En los últimos cinco años observamos cómo las «voces expertas» (de think tanks, universidades y organismos internacionales) encuentran eco en los medios de comunicación concentrados y las redes sociales, manufacturando un consenso en torno a la corrupción como principal problema/enemigo de la democracia, señalando de modo sistemático a los gobiernos de izquierda. Centran su discurso en el clientelismo y la supuesta ineficiencia de sus economías, el tráfico de influencias y favoritismos. Articulan las denuncias con lo que consideran la causa de estos males: el mayor protagonismo otorgado al Estado para regular la economía, la repolitización del Estado, la mayor visibilidad e importancia otorgada a lo público. Desde este ángulo, se trata finalmente de un ataque a las políticas que se apartan (con mayor o menor alcance y éxito) del consenso sobre el libre mercado.
Resulta significativo que en los hechos, gobiernos como el de Alianza País en Ecuador con Correa como presidente, los gobiernos del Movimiento al Socialismo en Bolivia o del Partido de los Trabajadores en Brasil no solo se caracterizaron por un compromiso con la justicia social (con mayores o menores logros y tensiones), sino que además hayan sido más eficientes (desde cualquier punto de vista) que los gobiernos de derecha que los sucedieron por la vía de las urnas, el golpe de Estado tradicional o el golpe blando, respectivamente. Entonces ¿por qué tiene éxito este argumento de la corrupción y la ineficiencia? Cala profundo debido a los numerosos prejuicios anclados históricamente en palabras como socialismo, comunismo o izquierda, en el marco de la reproducción de la ideología hegemónica. Opera como catalizador de un sentido común «antipolítico», habilitando la desertificación de la política. La cruzada contra la corrupción se sintetiza en «que se vayan todos», «son todos corruptos», etc. A lo que se suma el miedo por la vía legal (lawfear) que infunden a través de la judicialización sistemática de militantes, funcionarias y exfuncionarias, activistas. No te metas en política, parecen decir. No solo porque probablemente terminarás siendo una corrupta, sino porque aunque no lo seas, te culparemos de serlo (sin pruebas ni debido proceso) frente al tribunal supremo de la política, que es la opinión pública. El lawfare es una guerra contra la política (como posibilidad de cambio y justica social) librada desde el ámbito jurídico y su campo de batalla es la opinión pública.

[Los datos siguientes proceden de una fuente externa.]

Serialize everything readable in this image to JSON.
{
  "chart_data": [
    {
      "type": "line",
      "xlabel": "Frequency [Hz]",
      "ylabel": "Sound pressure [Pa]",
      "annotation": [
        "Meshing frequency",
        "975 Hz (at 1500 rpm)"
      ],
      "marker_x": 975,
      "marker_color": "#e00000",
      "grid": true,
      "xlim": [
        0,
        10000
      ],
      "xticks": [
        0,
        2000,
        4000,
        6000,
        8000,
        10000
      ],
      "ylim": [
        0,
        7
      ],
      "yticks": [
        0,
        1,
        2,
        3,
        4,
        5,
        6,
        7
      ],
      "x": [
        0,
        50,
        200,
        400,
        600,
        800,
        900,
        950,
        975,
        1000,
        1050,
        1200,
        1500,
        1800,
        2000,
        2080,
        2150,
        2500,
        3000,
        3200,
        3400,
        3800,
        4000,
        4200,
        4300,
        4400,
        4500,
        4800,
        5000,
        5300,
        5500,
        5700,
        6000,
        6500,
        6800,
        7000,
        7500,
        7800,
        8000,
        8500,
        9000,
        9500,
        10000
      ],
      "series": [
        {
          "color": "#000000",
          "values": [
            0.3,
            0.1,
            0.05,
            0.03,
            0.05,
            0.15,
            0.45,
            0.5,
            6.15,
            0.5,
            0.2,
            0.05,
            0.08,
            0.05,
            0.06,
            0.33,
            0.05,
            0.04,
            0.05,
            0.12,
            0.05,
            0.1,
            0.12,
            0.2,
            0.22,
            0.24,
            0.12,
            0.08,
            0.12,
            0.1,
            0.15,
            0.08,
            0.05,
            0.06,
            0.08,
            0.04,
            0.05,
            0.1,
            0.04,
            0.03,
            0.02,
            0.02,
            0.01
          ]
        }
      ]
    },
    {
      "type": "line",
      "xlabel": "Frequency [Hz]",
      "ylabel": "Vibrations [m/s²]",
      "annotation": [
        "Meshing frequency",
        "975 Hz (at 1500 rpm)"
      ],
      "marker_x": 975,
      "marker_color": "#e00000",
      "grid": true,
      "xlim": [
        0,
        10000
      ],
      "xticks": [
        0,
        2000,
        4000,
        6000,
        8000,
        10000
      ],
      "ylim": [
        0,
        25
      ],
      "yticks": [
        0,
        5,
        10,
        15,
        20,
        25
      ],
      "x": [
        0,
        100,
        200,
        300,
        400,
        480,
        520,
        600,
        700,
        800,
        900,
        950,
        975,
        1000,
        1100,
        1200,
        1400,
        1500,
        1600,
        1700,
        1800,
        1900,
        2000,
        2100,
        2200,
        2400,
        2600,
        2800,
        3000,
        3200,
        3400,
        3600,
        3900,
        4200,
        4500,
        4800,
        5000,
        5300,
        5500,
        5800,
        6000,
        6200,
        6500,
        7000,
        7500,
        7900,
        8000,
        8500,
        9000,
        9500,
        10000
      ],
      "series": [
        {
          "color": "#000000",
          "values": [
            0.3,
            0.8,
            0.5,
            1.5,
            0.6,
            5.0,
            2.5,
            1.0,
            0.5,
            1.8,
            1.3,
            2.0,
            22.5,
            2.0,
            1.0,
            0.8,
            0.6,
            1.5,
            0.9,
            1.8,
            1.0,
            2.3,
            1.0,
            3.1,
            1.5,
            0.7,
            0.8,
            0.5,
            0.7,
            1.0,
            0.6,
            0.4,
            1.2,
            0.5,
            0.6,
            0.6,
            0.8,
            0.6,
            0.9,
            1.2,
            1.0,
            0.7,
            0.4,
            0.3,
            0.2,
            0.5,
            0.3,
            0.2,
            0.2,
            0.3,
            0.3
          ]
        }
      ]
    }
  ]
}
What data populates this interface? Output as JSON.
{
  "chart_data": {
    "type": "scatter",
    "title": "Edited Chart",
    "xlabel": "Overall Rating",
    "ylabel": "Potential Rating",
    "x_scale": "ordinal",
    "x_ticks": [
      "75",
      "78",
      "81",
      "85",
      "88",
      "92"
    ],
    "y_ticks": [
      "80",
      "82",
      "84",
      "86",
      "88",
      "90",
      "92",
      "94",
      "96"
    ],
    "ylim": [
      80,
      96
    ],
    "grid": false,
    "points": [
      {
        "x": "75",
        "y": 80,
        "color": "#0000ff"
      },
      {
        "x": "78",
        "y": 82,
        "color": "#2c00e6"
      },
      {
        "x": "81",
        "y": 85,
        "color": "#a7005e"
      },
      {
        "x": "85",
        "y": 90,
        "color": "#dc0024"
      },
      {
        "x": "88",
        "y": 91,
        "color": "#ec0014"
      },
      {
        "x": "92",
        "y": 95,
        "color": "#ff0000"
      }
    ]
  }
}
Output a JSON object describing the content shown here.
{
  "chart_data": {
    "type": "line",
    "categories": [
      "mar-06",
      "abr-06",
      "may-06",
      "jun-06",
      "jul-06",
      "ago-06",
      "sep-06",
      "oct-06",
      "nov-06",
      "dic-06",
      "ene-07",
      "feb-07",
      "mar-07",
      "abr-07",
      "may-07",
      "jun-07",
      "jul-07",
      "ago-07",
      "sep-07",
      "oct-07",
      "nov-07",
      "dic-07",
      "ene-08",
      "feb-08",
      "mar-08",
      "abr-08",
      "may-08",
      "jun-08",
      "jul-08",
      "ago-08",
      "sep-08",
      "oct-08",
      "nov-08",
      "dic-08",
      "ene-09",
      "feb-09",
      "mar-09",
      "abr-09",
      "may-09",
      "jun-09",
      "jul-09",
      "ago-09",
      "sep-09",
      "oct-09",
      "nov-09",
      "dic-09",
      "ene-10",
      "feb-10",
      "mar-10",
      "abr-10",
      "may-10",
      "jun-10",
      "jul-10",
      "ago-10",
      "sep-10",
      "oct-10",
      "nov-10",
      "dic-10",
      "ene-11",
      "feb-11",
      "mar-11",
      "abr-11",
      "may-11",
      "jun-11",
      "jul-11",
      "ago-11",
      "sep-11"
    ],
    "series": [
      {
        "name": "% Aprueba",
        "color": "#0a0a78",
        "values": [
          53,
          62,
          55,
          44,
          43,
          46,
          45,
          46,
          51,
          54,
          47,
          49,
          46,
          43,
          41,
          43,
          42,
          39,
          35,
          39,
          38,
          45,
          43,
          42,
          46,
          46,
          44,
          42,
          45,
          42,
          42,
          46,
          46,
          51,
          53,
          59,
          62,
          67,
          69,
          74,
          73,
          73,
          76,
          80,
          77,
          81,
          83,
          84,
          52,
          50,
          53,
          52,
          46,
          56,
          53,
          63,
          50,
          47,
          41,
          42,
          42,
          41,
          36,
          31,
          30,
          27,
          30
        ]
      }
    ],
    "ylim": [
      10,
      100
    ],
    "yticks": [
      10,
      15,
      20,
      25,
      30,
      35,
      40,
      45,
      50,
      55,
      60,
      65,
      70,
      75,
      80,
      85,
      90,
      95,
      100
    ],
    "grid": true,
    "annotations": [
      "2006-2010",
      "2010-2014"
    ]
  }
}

Y la derecha lo sabe, pues hace algunos años viene adquiriendo un gran protagonismo en los medios de comunicación haciendo valer sus acciones (stocks) y poniendo al día rápidamente su lenguaje a las redes sociales. Comprende la necesidad de generar una apariencia de legitimidad recurriendo al marco legal internacional (diferente a lo sucedido durante el franquismo o las dictaduras cívico militares en América Latina). Puede incluso retomar el discurso de la democracia y los derechos (no sin cinismo) para recuperar su protagonismo en el Gobierno. Se impone así una aparente vía legal para restaurar o reforzar el neoliberalismo, que en los hechos opera con violencia, como desestabilización, como golpe de Estado blando que en un momento dado puede incluso quitarse el disfraz y dejar a la vista los ya conocidos vínculos con las (naturalmente aliadas) fuerzas de seguridad, como lo experimentamos en Bolivia.